Ich hoffe, das war jetzt nicht irgendwie zu viel oder so. Vielen Dank schonmal für Deine Hilfe und LG


----------



## Marco13 (10. Jan 2012)

Zu viel ist es nicht, aber zu unübersichtlich (und testen kann man es ohnehin nicht). Ich meinte auch, dass du versuchen solltest, das, was dort gemacht wird, etwas zu strukturieren. Ein Detail: Macht so eine Methode mit so einem grausligen Namen wie "zeile_mit_max_curt" etwas anderes, als man bei sowas wie
int rowWithMaxCurtosis = computeIndexOfMaximum(curtosisArray);
erwarten würde?

Du hast also diese Kurtosis-Methode, die kriegt einen Array (eine Zeile einer Matrix) und spuckt ein double aus (die braucht man nicht mal zu implementieren, um sie verwenden zu können). Danach hat man also zwei Arrays: Die Matrix, und den Array mit den Kurtosis-Werten. Was soll dann damit gemacht werden? (Möglichst klar beschreiben, was das Ziel ist - nicht, was du implementiert hast - das kann was gaaanz anderes sein  ).


----------



## poulin80 (10. Jan 2012)

Hallo,

vielen Dank für Deine Antwort. Also ich suche aus der Matrix die Zeile mit der max. Kurtosis und verringere dann die Matrix um diese Zeile und suche wieder nach der max. Kurtosis und so weiter. Bis die gesamte Matrix abgearbeitet ist. (hier hatte ich leider keine andere Lösung gefunden, als die Zeile mit der max. Kurtosis mit null zu füllen). Nach jedem Durchlauf speicher ich die Zeilennr. mit der max. Kurtosis in einem Array. Dieses Array brauche ich dann, um eine neue Matrix aufzubauen und zwar nach der Reihenfolge aus dem Array. Letztendlich soll die Zeile mit der max. kurtosis die 1. Spalte in einer neuen Matrix sein. Der 2. Eintrag in dem Array wird die 2. Spalte in der Matrix und so weiter.
Ist diese Matrix erstellt, ist das Programm fertig. Das Array brauche ich also, um diese neue Matrix zu erstellen. 

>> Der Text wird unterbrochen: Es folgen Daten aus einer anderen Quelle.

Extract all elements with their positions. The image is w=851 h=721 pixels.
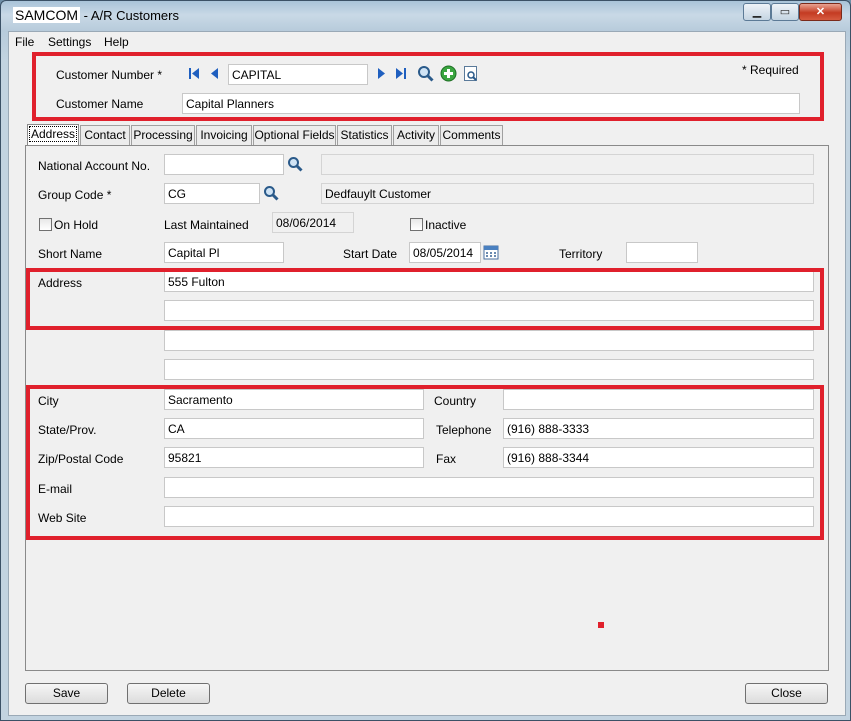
group-code-input[interactable]: CG <box>164 183 260 204</box>
group-code-search-icon[interactable] <box>263 185 279 201</box>
tab-processing[interactable]: Processing <box>131 125 195 145</box>
highlight-box-contact-info <box>26 385 824 540</box>
window-title: SAMCOM - A/R Customers <box>13 7 179 23</box>
national-account-label: National Account No. <box>38 159 151 173</box>
tab-contact[interactable]: Contact <box>80 125 130 145</box>
start-date-label: Start Date <box>343 247 398 261</box>
window-title-text: - A/R Customers <box>80 8 179 23</box>
on-hold-label: On Hold <box>54 218 99 232</box>
tab-statistics[interactable]: Statistics <box>337 125 392 145</box>
highlight-box-address <box>26 268 824 330</box>
delete-button[interactable]: Delete <box>127 683 210 704</box>
menu-bar: File Settings Help <box>9 32 845 52</box>
menu-file[interactable]: File <box>15 35 34 49</box>
tab-address[interactable]: Address <box>27 124 79 146</box>
start-date-input[interactable]: 08/05/2014 <box>409 242 481 263</box>
tab-address-label: Address <box>28 126 78 142</box>
tab-optional-fields[interactable]: Optional Fields <box>253 125 336 145</box>
inactive-checkbox[interactable] <box>410 218 423 231</box>
menu-help[interactable]: Help <box>104 35 129 49</box>
minimize-button[interactable]: ▁ <box>743 3 771 21</box>
tab-activity[interactable]: Activity <box>393 125 439 145</box>
tab-comments[interactable]: Comments <box>440 125 503 145</box>
close-button[interactable]: Close <box>745 683 828 704</box>
window-frame: SAMCOM - A/R Customers ▁ ▭ ✕ File Settin… <box>0 0 851 721</box>
inactive-label: Inactive <box>425 218 467 232</box>
territory-input[interactable] <box>626 242 698 263</box>
red-marker-dot <box>598 622 604 628</box>
national-account-input[interactable] <box>164 154 284 175</box>
short-name-input[interactable]: Capital Pl <box>164 242 284 263</box>
short-name-label: Short Name <box>38 247 103 261</box>
group-code-description: Dedfauylt Customer <box>321 183 814 204</box>
on-hold-checkbox[interactable] <box>39 218 52 231</box>
tab-invoicing[interactable]: Invoicing <box>196 125 252 145</box>
national-account-search-icon[interactable] <box>287 156 303 172</box>
last-maintained-label: Last Maintained <box>164 218 249 232</box>
calendar-icon[interactable] <box>483 244 499 260</box>
group-code-label: Group Code * <box>38 188 112 202</box>
save-button[interactable]: Save <box>25 683 108 704</box>
territory-label: Territory <box>559 247 603 261</box>
address-line-4-input[interactable] <box>164 359 814 380</box>
national-account-description <box>321 154 814 175</box>
close-window-button[interactable]: ✕ <box>799 3 842 21</box>
highlight-box-header <box>32 52 824 121</box>
app-name: SAMCOM <box>13 7 80 23</box>
last-maintained-value: 08/06/2014 <box>272 212 354 233</box>
client-area: File Settings Help Customer Number * CAP… <box>8 31 846 716</box>
menu-settings[interactable]: Settings <box>48 35 91 49</box>
maximize-button[interactable]: ▭ <box>771 3 799 21</box>
address-line-3-input[interactable] <box>164 330 814 351</box>
title-bar: SAMCOM - A/R Customers ▁ ▭ ✕ <box>1 1 850 31</box>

Ich hoffe, das war halbwegs verständlich...

LG


----------



## Marco13 (10. Jan 2012)

OK... glaube das, jetzt so halbwegs(!) verstanden zu haben... der Teil mit 
_"verringere dann die Matrix um diese Zeile"_
ist aber noch nicht ganz klar: Die Zeile auf 0 zu setzen bewirkt, dass danach die kurtosis für diese Zeile 0 wird, richtig? Falls dem so ist: Wäre das Ergebnis von dem, was du beschrieben hast, etwas anderes, als wenn man die Zeilen der Matrix absteigend nach ihren (am Anfang EINmal berechneten) Kurtosis-Werten sortieren würde?


----------



## poulin80 (10. Jan 2012)

Hallo,


also, das mit dem Nullsetzen war auch nur so eine Notlösung, aber ich denke, das das in etwa dem gleich kommt, als wenn ich die Zeile aus der Matrix lösche. Ich berechne die Kurtosis, schreibe die Zeilennr. mit der max. Kurtosis in das Array und lösche diese Zeile bzw. setze sie auf Null. Dann berechne ich die Kurtosis erneut von der ganzen Matrix (ohne diese Zeile) und suche das neue maximum. Also ich lasse nach jedem Durchlauf das max. neu bestimmen und berechne die Kurtosis wieder von den restlichen Zeilen. Es ist nicht so, dass die Kurtosis nur einmal gestartet wird und die Kurtosen einfach nach dem max. sortiert werden. Die Kurtosis wird immer wieder über die (immer kleiner werdende Matrix) gejagt, bis alle Zeilen "weg sind".


----------



## Marco13 (10. Jan 2012)

Ja, aber warum? Wenn die Kurtosis NUR auf Basis EINER Zeile berechnet wird, kann man doch am Anfang einmal alle Kurtosisss..sissen..si.. ausrechnen, und die Information dann verwenden, um die Matrix passend zu sortieren. Warum sollte man sie mehrmals ausrechnen, wenn sowieso immer das gleiche (für jede Zeile) rauskommt?


----------



## poulin80 (10. Jan 2012)

Ja, irgendwie hast Du da recht. Da muss ich jetz nochmal nachschauen, denn ich bin mir sicher, dass es so funktioniert. Da muss ich wohl die ganze Matrix einbeziehen. Die Kurtosis brauche ich für das Finden der unabhängigen komponenten bei der Unabhängigkeitsanalyse.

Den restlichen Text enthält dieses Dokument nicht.